As much as I love to tour and look at new homes, the one thing I’ll never do is build a house from scratch. Ever.
Because I know that building a house requires A LOT of decisions to be made – from the design and style of the house, to the color of the cabinets, and everything in-between!
While I admire those who are able to endure the house-building process and all the decision-making it requires, it’s one task I know would be too overwhelming for me.
I also know that decision overwhelm isn’t limited to house-building. It can also occur on the journey to get organized. In fact, it’s one of the major reasons why clutter accumulates in our homes and lives in the first place.
Postponed Decisions = Clutter
Barbara Hemphill, a professional organizer and author of Taming the Paper Tiger and Love It or Lose It: Living Clutter-Free Forever, states it best when she says, “Clutter is nothing more than postponed decisions.”

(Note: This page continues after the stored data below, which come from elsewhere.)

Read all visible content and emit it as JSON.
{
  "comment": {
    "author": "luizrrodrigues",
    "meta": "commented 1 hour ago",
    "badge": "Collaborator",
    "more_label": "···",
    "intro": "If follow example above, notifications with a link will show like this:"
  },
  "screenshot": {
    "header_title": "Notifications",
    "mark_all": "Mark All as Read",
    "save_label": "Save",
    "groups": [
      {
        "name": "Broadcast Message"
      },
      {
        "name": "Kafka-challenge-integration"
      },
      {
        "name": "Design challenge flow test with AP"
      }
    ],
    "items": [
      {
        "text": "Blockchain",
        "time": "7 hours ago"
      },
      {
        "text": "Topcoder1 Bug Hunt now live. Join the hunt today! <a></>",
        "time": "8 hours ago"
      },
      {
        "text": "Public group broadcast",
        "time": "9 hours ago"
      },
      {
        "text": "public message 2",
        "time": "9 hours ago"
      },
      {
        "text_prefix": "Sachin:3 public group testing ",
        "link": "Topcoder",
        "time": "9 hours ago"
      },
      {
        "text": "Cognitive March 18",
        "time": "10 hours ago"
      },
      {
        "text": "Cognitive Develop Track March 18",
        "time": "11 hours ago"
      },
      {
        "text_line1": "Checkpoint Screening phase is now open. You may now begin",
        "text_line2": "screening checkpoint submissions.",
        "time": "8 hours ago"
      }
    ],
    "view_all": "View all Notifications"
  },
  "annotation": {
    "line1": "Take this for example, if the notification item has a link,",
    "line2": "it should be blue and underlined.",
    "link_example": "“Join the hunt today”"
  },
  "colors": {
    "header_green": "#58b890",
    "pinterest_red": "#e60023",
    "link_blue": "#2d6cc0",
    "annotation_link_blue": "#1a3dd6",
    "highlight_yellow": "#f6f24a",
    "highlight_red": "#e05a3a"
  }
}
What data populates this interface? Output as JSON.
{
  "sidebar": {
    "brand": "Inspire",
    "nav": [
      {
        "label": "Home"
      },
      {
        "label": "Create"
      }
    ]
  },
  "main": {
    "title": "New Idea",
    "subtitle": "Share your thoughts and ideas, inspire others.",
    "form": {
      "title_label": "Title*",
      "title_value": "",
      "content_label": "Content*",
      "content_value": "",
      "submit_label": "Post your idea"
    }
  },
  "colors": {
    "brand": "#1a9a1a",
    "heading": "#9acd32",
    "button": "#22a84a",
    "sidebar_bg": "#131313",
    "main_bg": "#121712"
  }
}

When we don’t know where to “house” an item, or aren’t sure whether we need to keep a particular piece of paper or not, then we become paralyzed in our decision making and do nothing. So we let the papers and the stuff accumulate in piles around our house until they become the daily clutter of our lives.
But what if there were a way to overcome the uncertainty of our decisions? What if we were able to overcome our decision fatigue and our clutter as well?
3 Ways to Make Decisions
I’ve discovered 3 ways to help make the decision process a bit easier and want to share them with you:
1. Reduce or eliminate options. We live in a world that provides us with endless amounts of options for us to choose from. If you’ve ever eaten at The Cheesecake Factory you know what I mean. The menu is so overwhelming it takes 10 minutes just to read through it and make a selection! I’d much rather go to a restaurant that has smaller choice offerings.
The same is true with our organizing.
Rather than focus on the myriad of options you can do with a particular piece of paper, give yourself a few options to choose from. You can either file it, trash/shred/recycle it, act on it, or give it to someone else to deal with. That’s it.
When we only have to chose from a few options then we are more likely to act and less likely to postpone decisions, and therefore reduce our tendency for clutter.
2. Set deadlines. If you are constantly postponing your decision-making by saying: “I’ll deal with that later”, then you know that later never seems to happen.
Rather than put off the inevitable, set a reasonable deadline for making a decision. Instead of saying to yourself, “I don’t know what to do so I’ll make a decision later,” tell yourself, “I will make a decision about this in (15 mins, 1 hour, or 1 day)” and then honor that time boundary.
Time limitations don’t have to be a hinderance. In fact, like most boundaries, they are actually freeing. Try to set deadlines with your decision-making and see what a difference it can make with your clutter.
3. Establish routines. If you have a set route you drive everyday to work, then you know that after awhile you’re driving on auto-pilot. You don’t have to think and make decisions about how you’re going to get to work because you drive the same way every day. You’ve established a driving routine.
Set routines can also help with your efforts to reduce your clutter.
For example, if you have a routine for checking the mail or a routine for where you place your items when you come home, then you don’t have to make decisions about how you’re going to deal with the mail or where you’re going to put your keys. Your brain and your body have been programmed to know what to do, so you act accordingly. You don’t have to think too much or make decisions. You just do it.
While some people find routines stifling, they can make the decision-making process simpler and less stressful. You don’t have to operate like a robot, but a few routines with your daily habits can have a big impact on your home and your life.
Don’t let decision fatigue keep you overwhelmed and in chaos! Implement these 3 strategies and see how it can improve your home, your life and your organizing efforts!
Do you suffer from decision fatigue?
Which of these 3 tips can you start implementing to overcome the delayed decisions and the clutter?